Когда ребенок начинает различать предметы, важно уметь делать выбор между предметами, которые ему показывают. Очень естественно, что все новые предметы интересуют человека. Он чувствует себя столь слабым, что боится всего, с чем незнаком; привычка же видеть новые предметы без особенного возбуждения уничтожает этот страх. Дети, воспитанные в домах, где соблюдается чистота, где не терпят пауков, боятся последних, и эта боязнь остается у иных часто в зрелом возрасте. Но я не видывал, чтобы кто-нибудь из крестьян — мужчина, женщина или ребенок — боялся пауков.

Как же не начинать воспитания ребенка еще прежде, чем он станет говорить и понимать, если уж один выбор предметов, которые ему показывают, способен сделать его или ребенком, или мужественным?

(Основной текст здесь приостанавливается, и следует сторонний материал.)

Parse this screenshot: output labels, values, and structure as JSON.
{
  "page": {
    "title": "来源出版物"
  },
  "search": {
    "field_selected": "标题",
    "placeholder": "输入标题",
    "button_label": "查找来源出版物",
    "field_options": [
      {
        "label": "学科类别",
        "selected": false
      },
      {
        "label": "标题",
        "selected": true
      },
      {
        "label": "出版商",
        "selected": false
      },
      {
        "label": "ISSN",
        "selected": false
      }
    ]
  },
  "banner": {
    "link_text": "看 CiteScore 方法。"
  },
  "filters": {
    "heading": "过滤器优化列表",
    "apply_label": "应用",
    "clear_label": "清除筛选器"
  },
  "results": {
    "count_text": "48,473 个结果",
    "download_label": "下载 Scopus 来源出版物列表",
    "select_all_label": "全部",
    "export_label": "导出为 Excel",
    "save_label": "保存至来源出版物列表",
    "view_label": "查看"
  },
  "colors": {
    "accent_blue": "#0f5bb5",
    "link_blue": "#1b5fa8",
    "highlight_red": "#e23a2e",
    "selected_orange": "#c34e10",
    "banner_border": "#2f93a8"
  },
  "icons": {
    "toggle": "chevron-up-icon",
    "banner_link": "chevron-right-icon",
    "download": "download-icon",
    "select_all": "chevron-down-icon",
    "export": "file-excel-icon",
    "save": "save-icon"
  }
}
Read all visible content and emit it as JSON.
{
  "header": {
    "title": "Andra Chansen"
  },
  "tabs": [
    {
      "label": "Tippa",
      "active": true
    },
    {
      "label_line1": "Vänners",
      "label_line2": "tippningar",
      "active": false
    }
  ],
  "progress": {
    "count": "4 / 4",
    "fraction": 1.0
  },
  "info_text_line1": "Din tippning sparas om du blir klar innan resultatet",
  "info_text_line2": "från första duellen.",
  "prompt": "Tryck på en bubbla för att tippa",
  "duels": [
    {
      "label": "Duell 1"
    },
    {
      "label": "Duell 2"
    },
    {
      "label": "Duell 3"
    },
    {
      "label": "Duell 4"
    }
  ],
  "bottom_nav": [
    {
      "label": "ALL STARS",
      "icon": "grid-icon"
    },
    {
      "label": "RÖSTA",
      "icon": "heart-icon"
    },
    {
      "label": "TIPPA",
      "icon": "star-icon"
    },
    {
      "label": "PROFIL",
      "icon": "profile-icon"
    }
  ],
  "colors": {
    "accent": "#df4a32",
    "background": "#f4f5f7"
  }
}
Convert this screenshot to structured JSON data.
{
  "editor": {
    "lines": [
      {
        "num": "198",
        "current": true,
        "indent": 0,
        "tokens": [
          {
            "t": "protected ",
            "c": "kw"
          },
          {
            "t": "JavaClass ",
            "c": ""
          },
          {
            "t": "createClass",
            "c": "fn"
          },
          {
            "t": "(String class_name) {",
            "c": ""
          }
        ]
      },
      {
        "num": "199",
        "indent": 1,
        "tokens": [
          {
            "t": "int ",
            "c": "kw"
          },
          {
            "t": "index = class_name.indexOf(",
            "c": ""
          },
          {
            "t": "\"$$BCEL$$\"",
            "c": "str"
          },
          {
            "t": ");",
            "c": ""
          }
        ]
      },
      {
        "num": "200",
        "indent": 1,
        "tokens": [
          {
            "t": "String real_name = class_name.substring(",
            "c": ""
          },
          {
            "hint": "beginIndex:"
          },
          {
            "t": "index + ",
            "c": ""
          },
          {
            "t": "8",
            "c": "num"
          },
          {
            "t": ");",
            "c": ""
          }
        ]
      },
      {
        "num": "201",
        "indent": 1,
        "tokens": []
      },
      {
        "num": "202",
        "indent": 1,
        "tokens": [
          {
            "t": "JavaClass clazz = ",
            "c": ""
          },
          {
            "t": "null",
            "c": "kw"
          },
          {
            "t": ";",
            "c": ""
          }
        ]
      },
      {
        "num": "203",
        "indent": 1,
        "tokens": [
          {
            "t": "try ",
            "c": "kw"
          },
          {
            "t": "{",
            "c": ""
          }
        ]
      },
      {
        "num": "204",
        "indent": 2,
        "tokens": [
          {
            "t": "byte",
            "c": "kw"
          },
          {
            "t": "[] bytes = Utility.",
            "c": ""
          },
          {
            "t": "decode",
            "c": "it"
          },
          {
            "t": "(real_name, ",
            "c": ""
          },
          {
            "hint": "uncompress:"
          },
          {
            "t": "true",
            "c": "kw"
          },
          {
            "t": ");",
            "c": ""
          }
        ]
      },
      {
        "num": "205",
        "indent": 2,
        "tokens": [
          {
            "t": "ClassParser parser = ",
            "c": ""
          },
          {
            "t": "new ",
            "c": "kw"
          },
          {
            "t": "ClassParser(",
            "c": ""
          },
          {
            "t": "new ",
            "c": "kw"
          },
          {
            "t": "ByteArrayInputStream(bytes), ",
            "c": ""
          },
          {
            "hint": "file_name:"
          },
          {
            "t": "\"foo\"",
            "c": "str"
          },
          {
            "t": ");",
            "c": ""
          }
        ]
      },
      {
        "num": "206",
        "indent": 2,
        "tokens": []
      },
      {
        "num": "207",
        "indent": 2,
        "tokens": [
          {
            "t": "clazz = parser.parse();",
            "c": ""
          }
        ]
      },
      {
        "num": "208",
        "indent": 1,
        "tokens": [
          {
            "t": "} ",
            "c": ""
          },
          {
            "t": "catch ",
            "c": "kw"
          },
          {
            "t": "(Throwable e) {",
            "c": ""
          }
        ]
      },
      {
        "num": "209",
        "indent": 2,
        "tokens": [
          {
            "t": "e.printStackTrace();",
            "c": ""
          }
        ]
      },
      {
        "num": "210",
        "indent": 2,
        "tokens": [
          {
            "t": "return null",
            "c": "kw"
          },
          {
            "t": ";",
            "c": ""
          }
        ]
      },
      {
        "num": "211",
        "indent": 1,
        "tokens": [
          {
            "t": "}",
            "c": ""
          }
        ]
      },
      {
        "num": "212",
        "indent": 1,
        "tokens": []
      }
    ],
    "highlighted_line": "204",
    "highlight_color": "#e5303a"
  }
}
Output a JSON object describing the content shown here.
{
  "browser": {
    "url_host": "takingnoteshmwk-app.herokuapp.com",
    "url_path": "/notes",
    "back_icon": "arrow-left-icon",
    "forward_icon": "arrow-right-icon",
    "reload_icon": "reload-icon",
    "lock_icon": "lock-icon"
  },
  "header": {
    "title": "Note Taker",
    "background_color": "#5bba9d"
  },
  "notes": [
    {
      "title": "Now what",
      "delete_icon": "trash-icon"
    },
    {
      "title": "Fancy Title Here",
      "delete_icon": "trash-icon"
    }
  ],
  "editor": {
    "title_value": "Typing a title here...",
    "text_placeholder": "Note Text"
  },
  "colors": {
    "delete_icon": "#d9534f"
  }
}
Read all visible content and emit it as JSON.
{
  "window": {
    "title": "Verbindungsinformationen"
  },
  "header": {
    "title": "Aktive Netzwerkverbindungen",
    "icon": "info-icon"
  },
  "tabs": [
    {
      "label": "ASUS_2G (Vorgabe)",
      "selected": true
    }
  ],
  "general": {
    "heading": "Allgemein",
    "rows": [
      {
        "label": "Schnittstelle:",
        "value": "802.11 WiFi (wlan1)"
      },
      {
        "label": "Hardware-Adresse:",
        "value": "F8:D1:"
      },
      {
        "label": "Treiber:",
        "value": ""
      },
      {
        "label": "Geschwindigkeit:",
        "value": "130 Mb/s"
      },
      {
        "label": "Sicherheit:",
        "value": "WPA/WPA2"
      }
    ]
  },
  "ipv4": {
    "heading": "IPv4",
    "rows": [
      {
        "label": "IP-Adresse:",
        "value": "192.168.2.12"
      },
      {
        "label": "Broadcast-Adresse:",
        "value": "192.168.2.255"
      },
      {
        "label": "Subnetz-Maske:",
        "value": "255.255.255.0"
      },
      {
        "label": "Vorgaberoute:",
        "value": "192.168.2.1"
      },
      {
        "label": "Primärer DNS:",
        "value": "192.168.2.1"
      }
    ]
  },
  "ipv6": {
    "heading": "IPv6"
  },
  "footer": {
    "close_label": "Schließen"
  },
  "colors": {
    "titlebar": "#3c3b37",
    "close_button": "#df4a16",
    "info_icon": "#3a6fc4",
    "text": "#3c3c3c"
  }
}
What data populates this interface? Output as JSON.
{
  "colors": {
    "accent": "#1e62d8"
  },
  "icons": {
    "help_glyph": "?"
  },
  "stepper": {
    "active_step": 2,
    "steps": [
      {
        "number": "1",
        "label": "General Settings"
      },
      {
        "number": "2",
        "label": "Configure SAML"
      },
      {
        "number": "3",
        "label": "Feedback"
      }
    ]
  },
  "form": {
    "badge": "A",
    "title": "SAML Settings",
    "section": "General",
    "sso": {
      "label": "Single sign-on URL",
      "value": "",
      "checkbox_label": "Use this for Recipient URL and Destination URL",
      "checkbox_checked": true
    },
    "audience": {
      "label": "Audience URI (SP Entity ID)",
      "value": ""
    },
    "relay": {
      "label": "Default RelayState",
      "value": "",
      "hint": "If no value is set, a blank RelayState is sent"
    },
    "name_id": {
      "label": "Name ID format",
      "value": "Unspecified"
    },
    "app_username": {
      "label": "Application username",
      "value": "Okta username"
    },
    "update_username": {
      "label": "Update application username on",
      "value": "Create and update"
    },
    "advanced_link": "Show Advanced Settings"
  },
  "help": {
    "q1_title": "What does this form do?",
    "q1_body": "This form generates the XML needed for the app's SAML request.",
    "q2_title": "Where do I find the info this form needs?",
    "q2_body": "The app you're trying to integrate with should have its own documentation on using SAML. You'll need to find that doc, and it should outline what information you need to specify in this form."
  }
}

Я хочу, чтоб его приучали к виду новых предметов, к виду безобразных, отвратительных, причудливых животных, но не иначе, как постепенно, исподволь, пока он не освоится с ними и, видя, как другие берут их в руки, не станет, наконец, и сам брать их. Если в детстве без ужаса он глядел на жаб, змей, раков, то и выросши он без отвращения будет смотреть на какое угодно животное. Нет предметов ужасных для того, кто видит их каждый день.

Все дети боятся масок. Я начну с того, что покажу Эмилю маску с приятными чертами лица; затем кто-нибудь у него на глазах наденет ее на лицо: я начну хохотать, засмеются и все, — и ребенок вместе с другими. Мало-помалу я приучу его к маскам с менее приятными чертами и, наконец, к фигурам отвратительным. Если я хорошо выдержал градацию, то он не только не испугается последней маски, но будет смеяться над ней, как и над первой. После этого я не боюсь уже, что его испугают масками.

Когда, при прощании Гектора с Андромахой, младенец Астианакс, испуганный султаном, развевавшимся на шлеме отца, не узнал последнего, бросился с криком на лоно кормилицы, вызвав у матери улыбку, смешанную со слезами, — что следовало тогда сделать, чтобы рассеять этот испуг? То именно, что сделал Гектор: положить шлем на землю и потом обласкать ребенка29. Но в минуту более покойную на этом не остановились бы: подошли бы к шлему поближе, поиграли бы его перьями, дали бы ребенку подержать их в руке, наконец; кормилица взяла бы шлем, надела бы его, улыбаясь, себе на голову — если только рука женщины осмелилась бы коснуться оружия Гектора.

Если нужно приучить Эмиля к звуку огнестрельного оружия, я сначала зажигаю затравочный порох в пистолете. Это внезапно и на миг явившееся пламя, этот род молнии веселит его; я повторяю тот же опыт с большим количеством пороха; прибавляю постепенно в пистолет небольшой заряд без пыжа, заряд побольше; наконец, приучаю его к выстрелам из ружья, к мортирам, пушкам — к самой страшной пальбе.